Jean Bishop came from Woodbridge where she grew up in a family of doctors. “I’m always grateful to my mother for recognizing my inclination towards drawing,” Jean said. “I was not a good student in the academic sense, so Mother saw to it that I attended an art school.” That art school was Western Tech in Toronto, where Jean took the commercial art course but never made it her career.
Jean married Hugh Bishop, a jeweler, and introduced him to the Kahshe Lake area where her family had vacationed for many years. The couple eventually moved to Gravenhurst. Jean, meanwhile, had taken up painting again and took local workshops in art, silk-screening, puppetry, pottery and batik. In the 1970s, she taught painting in three local schools and Georgian College. Together with Marie Aiken, Jean tried, without success, to start a Gravenhurst Arts and Crafts Group. Then, when Muskoka Arts & Crafts began in 1962, Jean did what she could to encourage it in the southern parts of the District.
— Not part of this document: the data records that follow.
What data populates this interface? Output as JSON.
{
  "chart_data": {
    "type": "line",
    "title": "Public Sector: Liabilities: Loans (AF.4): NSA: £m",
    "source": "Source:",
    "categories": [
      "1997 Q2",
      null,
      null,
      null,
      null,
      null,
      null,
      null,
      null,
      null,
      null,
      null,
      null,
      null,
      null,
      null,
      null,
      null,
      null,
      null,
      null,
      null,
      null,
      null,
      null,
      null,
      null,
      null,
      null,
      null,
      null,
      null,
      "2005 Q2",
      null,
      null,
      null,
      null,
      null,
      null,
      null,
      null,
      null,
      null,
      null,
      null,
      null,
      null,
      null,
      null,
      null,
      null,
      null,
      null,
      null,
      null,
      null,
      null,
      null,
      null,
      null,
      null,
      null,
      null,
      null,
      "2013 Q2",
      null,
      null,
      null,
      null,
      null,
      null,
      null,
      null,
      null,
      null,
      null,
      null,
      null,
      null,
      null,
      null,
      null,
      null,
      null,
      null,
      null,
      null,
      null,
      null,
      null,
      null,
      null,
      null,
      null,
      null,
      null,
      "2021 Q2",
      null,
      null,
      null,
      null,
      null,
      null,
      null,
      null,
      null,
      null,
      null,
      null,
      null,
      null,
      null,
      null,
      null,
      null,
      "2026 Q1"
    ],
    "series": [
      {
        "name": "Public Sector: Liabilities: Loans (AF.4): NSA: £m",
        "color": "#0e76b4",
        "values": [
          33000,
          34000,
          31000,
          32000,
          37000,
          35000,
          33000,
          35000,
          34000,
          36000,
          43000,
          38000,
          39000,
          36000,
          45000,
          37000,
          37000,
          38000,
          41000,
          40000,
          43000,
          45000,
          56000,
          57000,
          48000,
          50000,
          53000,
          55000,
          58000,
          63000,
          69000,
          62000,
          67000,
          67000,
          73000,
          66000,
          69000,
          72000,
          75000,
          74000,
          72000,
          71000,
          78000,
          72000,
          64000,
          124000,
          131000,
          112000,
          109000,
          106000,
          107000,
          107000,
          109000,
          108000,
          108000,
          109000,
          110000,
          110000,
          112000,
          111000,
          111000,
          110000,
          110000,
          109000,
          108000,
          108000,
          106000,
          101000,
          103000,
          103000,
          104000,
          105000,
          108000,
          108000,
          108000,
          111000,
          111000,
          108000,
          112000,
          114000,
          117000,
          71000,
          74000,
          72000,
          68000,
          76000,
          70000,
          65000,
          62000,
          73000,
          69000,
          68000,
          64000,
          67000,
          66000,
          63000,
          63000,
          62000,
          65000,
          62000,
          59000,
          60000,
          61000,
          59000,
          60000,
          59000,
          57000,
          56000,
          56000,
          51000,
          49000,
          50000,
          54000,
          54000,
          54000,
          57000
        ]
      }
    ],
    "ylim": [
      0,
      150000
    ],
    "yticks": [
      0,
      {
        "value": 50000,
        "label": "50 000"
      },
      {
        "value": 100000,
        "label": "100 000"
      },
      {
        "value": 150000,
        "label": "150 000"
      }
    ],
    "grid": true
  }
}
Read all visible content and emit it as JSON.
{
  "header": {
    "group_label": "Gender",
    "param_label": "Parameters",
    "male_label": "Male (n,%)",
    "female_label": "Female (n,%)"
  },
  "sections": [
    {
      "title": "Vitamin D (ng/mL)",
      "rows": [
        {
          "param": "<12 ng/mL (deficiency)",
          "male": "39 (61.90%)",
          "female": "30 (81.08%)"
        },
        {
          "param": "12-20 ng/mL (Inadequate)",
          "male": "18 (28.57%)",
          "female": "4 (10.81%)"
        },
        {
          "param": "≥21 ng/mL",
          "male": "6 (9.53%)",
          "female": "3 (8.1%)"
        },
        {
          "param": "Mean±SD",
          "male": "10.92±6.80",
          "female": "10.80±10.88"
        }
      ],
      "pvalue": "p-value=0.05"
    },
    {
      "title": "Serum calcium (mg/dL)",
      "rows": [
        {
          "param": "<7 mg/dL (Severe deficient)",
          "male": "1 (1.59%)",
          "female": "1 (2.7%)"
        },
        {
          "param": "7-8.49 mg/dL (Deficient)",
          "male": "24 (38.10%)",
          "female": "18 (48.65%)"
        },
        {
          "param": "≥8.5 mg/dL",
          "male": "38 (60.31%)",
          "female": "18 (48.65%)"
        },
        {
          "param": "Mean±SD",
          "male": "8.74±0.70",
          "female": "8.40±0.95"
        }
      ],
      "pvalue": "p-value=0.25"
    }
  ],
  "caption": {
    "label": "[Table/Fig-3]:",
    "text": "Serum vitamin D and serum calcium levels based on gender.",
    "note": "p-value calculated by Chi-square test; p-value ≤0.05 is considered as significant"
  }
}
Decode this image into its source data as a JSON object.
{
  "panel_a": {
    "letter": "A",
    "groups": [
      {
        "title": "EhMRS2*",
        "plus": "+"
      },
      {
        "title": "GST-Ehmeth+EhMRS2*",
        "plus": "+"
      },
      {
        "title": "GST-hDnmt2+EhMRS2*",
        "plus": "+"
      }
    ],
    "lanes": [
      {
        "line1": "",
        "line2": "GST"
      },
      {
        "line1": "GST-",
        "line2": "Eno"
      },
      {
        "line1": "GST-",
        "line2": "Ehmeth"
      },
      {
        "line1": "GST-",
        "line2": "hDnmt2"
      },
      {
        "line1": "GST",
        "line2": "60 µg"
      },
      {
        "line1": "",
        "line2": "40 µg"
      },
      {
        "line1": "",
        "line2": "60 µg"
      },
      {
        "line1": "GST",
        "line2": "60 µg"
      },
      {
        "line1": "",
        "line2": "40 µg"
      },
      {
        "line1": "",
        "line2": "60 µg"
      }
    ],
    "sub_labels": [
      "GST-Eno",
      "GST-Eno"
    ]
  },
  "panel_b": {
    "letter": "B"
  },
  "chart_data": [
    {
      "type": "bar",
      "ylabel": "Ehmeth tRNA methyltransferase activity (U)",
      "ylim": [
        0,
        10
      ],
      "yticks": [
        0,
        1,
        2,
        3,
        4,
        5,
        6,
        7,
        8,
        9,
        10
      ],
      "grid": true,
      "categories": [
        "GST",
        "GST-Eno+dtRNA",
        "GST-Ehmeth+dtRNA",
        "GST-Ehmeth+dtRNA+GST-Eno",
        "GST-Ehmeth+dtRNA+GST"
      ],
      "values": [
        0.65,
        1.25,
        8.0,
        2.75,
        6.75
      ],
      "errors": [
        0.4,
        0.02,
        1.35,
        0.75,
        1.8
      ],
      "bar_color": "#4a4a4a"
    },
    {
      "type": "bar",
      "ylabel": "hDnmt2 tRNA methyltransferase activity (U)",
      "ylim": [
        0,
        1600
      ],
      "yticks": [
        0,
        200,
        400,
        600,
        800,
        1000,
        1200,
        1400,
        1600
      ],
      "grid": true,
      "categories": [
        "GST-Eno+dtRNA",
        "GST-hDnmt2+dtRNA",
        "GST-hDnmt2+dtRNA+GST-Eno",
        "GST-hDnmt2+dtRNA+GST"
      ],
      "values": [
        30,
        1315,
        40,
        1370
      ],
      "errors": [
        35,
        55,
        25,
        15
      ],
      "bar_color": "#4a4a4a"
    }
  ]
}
It was appropriate that one of the first pieces initiated into the Permanent Collection of Muskoka Arts & Crafts was one belonging to a founding member. The painting selected was a delicate watercolour portraying an early Muskoka farm house. Old buildings and homesteads were the subject of most of Jean’s paintings. Her best works were done on location, often in below zero temperatures with her paint box on the front seat of the car.
Jean died on April 9, 2007, in her 82nd year.